I felt so conflicted and confused that I e-mailed my question to Dr. Lustig, and waited breathlessly for- at last!- a definitive answer. What he graciously sent me, instead, was this:
“As to non-nutritive sweeteners, there are pharmacokinetics (what your body does to a drug) and pharmacodynamics (what a drug does to your body). We have the former (that’s how they got FDA approval), but none of the latter. So I can’t recommend any of them. But stay tuned, this information may be coming in the future.”
Hmm. Well, that’s essentially where I had ended up before: I don’t know. The thing I have to remember is that Dr. Lustig is a doctor and I’m a writer: he’s offering a doctor answer to what might be, for me, a writer question.
Meanwhile, non-doctor David Gillespie has this to say in his book Sweet Poison:
“No amount of rat studies will reassure me that industrial chemicals that have been in our food supply for less than a few decades are definitively safe… It took almost 100 years of mass consumption before researchers started questioning whether sugar was dangerous. Can we really know if sucralose or aspartame are safe after just a few decades?”
Hmm again. I think I’m getting closer to an answer. Gillespie isn’t taking about oligofructose, per se, but as Lustig points out, all these new sweetening options are big question marks at this point. And question marks, Gillespie reminds us, don’t have a terrific track record when it comes to our bodies’ health.
But back to ethics: it just still feels like cheating to me.
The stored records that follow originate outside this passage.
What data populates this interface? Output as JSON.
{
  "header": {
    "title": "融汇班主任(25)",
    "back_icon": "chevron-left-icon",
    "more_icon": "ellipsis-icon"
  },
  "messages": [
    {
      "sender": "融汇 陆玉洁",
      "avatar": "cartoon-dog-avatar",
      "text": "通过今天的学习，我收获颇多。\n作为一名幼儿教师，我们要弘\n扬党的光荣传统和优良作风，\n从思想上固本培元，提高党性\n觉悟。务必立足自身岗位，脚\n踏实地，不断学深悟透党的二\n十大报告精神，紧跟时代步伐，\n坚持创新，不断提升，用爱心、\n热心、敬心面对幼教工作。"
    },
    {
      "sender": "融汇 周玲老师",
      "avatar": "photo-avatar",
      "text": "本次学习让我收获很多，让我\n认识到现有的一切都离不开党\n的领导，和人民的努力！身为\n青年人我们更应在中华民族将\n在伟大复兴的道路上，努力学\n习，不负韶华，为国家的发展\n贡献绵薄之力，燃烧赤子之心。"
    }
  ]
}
Steve is a big “Chocoperfection” fan and much less conflicted about the whole thing than I am. His argument is that even with our “special” chocolate bars, spending a year avoiding all added sugar is still really, really hard. Which is true. And yet… don’t you just have to go with your gut, so to speak?
So we slowly, s-l-o-w-l-y finished off the “special” chocolate bars and for the time being have decided not to order more. The bag of “sugar” languishes in the closet. Sigh.